なにより、全く後悔をしていない自分が、厳然とここにいるのだ。
「な、何やってんですかぁーーーー!?」
私の暴挙に、ようやく魔王が反応する。
「ちょっ、これっ、あ、アンドレっ!解除、解除の手段はっ!?」
慌てて駆け寄ってくるも、魔王はわたわたと慌てて私の周りを行ったり来たりするだけだ。まるで小動物のようで、実に愛らしい。
『マスター、この術式の解除は不可能です。本来、マスターの身を守る為の機能ですので、解除法そのものが現存していません。なにより、神の作った術式ですので、地上の生物では解除法がわかったところで、実現は不可能でしょう』
「どどどどどどーすんのっ!?っていうか、トリシャさん!何でやるなって言ったことやるのっ!?僕はリアクション芸人じゃないんだよ?そんな、人生を賭けたボケかまされたって、適切な処理なんて出来ないんだよ?」
ああ………っ。
慌てている魔王、可愛い。
「陛下、今は私もあなたの配下です。どうかトリシャと、呼び捨てで呼んでください」
「分かったっ!この人言葉が通じてない!」
「陛下、どうかトリシャと」
「助けて、アンドレ!」
『もう諦めてください』
「パイモン、お前なら!」
「………」
「うわーん!まだフリーズしてたよぉ!フルフル!どうか助けてください、精霊様!!」
「キアス、もう喋ってもいいの?」
「いい!いいから、この状況を何とかしてくれ!!」
「初めまして、フルフルの名前はフルフルなの!」
「うん!ちゃんと自己紹介できて偉いねってバカァ!受け入れちゃったよ!!一番スムーズに順応しちゃったよっ!!」
うん。実に楽しそうだ。この魔王の配下ならば、私も楽しく過ごせそうだ。
「えっと………、トリシャ、状況はわかってるよね?」
しばらく騒ぎ続け、魔王はようやく落ち着いたようで、やや力なく私に問いかけてきた。
「はい。我が国と陛下にとって、今回の事があまり好ましくない事だということは理解しています」
「だったら何でこんなことするかなぁ………」
「申し訳ありません」
事態の悪さはわかっているし、それを引き起こしたのが私だということも、十二分に理解している。
だから素直に頭を下げた。
全く後悔はしていないけれど。
「なんとかコションの首を手土産に、許してくれるといいなぁ………」
確かに、第11魔王を倒した魔王と友好的な関係を築けるなら、庶子の王女の人身御供程度なら、むしろ行幸なのだろうが、問題はやはり国民がどう思うかである。
「まあいいや。なっちゃったもんは仕方ないし、よろしくね、トリシャ」
華奢な腕、剣も握ったことの無いような手が差し出され、私はその手と握手を交わした。
「改めて、トリシャ・リリ・アムハムラです。どうぞ末長くよろしくお願い致します、陛下」
「いや、仲間になったんだから、陛下はやめてくれ。キアスと呼んでほしい」
「はい。キアス様」
キアス様。略称で呼ぶだなんて、なんて素敵なのだろう。
しばし、私とキアス様がそうして見詰め合っていたところに、横から割り込むようにオーガが口を出してきた。
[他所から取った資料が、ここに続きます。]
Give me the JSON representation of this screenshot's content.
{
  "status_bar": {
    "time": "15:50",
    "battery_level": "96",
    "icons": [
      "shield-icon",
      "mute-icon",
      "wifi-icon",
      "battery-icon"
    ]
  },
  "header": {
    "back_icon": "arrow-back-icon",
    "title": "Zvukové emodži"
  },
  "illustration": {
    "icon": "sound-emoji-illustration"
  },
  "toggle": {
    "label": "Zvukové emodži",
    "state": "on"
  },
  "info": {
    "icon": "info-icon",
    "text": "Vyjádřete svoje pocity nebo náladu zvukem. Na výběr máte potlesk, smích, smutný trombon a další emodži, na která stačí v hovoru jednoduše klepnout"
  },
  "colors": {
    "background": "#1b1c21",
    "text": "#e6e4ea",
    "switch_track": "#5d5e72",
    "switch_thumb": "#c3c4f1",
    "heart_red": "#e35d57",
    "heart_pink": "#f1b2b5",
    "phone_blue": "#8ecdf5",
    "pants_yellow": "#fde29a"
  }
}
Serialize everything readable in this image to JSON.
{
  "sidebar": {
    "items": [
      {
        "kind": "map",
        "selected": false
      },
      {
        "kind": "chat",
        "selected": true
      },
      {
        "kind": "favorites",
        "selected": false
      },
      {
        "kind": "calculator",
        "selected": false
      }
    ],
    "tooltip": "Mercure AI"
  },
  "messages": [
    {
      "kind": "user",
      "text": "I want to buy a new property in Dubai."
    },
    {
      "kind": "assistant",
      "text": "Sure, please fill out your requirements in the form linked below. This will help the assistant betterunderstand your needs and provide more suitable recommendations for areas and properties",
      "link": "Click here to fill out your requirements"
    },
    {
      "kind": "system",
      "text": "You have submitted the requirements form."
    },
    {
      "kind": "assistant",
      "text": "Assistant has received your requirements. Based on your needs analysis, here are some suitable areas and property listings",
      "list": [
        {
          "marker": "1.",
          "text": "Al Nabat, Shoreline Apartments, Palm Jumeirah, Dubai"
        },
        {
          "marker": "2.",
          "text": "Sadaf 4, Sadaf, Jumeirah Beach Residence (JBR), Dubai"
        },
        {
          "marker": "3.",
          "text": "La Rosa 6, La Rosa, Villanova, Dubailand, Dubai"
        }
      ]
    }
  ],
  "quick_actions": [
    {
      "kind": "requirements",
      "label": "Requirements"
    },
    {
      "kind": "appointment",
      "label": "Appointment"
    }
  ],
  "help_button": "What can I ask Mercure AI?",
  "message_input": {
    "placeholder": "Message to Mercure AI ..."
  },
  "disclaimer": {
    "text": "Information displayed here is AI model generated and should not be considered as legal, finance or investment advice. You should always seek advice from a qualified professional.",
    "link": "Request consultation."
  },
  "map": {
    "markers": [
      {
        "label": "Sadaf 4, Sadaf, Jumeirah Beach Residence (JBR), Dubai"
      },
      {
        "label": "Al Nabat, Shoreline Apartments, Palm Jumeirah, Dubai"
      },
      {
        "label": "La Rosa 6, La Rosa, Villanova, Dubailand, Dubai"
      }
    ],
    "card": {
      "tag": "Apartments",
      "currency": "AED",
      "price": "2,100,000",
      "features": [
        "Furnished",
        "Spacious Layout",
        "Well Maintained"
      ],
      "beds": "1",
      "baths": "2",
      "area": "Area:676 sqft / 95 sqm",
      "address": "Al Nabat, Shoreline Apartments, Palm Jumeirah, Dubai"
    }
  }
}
「私はパイモンです。キアス様に頂いた名なので、どうか間違えないでくださいね、人間の王女様」
まるで自慢だ。
お揃いの服だけでも羨ましいのに、名前を付けて貰っただとっ!?
「まずは私の名をちゃんと呼んでから仰ってくださいね、先輩?」
うん。このオーガは恐らく敵だ。恋敵だ。
「トリシャ!フルフルもキアスに名前貰ったの!!」
片手を上げた、純白のワンピースに身を包んだ、水色の髪の少女も、どうやらキアス様に名前をいただいたらしい。なんて羨ましいっ!
『最後は私ですね。私はアンドレアルフスです。使えないマスターのサポートを主に行っています。
このようなアホなマスターに仕えることになり、お互い大変ですが、気軽にアンドレと呼んでください』
最後に、キアス様の服の中から、小さな板が取り出され、自己紹介をしてきた。
あれは通信機かなにかだろうか?
一通り自己紹介も終えて、今後の事について話し合おうとしていた時、唐突にそれは起きた。